We went on strike and, after holding out for more than a month, management gave in to our demands and my salary doubled to R400 a month. A month or so later, I received a merit increase which pushed my salary up to R500 a month, and I felt like the richest man on the planet but realised the salary I was earning was normal for people who were not black.
I was reminded of this during the week when I listened to talk show host Eusebius McKaiser and his guests discussing the discrepancy between the salaries of black and white professionals and between males and females.
Jaen Beelders, managing director of Analytico, which monitors what people earn, said on the show that white professionals earn an average of R22000 a month versus the R8000 paid to black professionals.
In the same week, John Maytham talked on his show about the plight of black professionals in Cape Town. Maytham’s guest was Valerie Tapela, who did her M Phil in coaching management at the University of Stellenbosch Business School. Her research tried to answer the question: “Where are the black professionals in Cape Town?”
She concluded that the city is stuck in the ways of the “old order” and racial discrimination is still rife.There is no easy answer to why Cape Town appears to be unfriendly towards black Africans. Part of it has to be because of the city's history, which was a “coloured preferential” area during apartheid. But more than 23 years into our democracy, we have no justification for using apartheid as an excuse for making anyone feel unwelcome and uncomfortable in our beautiful city.

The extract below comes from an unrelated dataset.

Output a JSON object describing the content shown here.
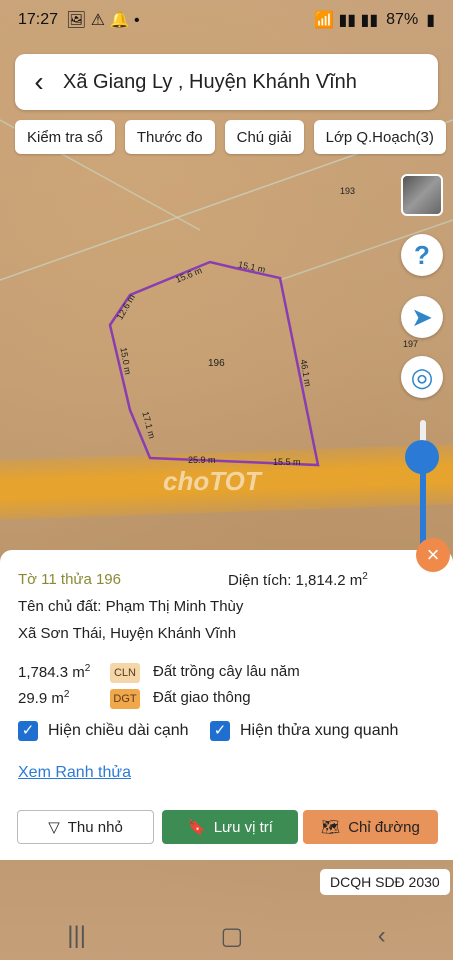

As Capetonians, we need to begin to embrace our South African and African identities. We must start feeling comfortable with being part of our country and our continent. In the same way, people who might be from other parts of our country and our continent should also feel comfortable in our city.
I have been privileged to have travelled widely in our country and on the continent, and I have always felt welcome, wherever I have gone.
One of the ways we make people feel unwelcome is by paying them less than others. The same argument about the Western Cape embracing others should apply to the people in corporates who decide on salaries for executives. It is unforgivable in 2017 for blacks and women to be paid less than whites and males.
I have previously got into trouble with readers of this column by pointing out that the economic wealth in South Africa is still concentrated mainly in white hands. In fact, a week or so after I wrote about this in a column, I had a meeting with a white woman who told me she normally likes my column but that I sometimes upset her when I point out economic inequalities. “I agree with you, but we don’t want to be reminded of it all the time,” she said.
But we cannot get away from the fact that black people would not underpay other black people while paying whites more. Nor would women underpay other women while paying men more. The only conclusion is that white men are the ones who are mainly in charge of determining salaries, and they tend to reward people who they think look and sound like them. I know this is a simplistic analysis, but I am merely thinking aloud.
The only way to deal with discrimination is to expose it. If you know of people who are underpaying people based on race or gender, you should raise it with the relevant Chapter Nine Organisation, whether it is the Human Rights Commission or the Gender Commission.
If you live in Cape Town and notice people who are trying to bring back apartheid - an era in which black people were not welcome in our city - then you need to make a noise about it. We cannot afford to ignore racism and discrimination because we don’t want to upset the apple cart or upset our neighbours and so-called friends. If we do that, racism and discrimination will be with us forever.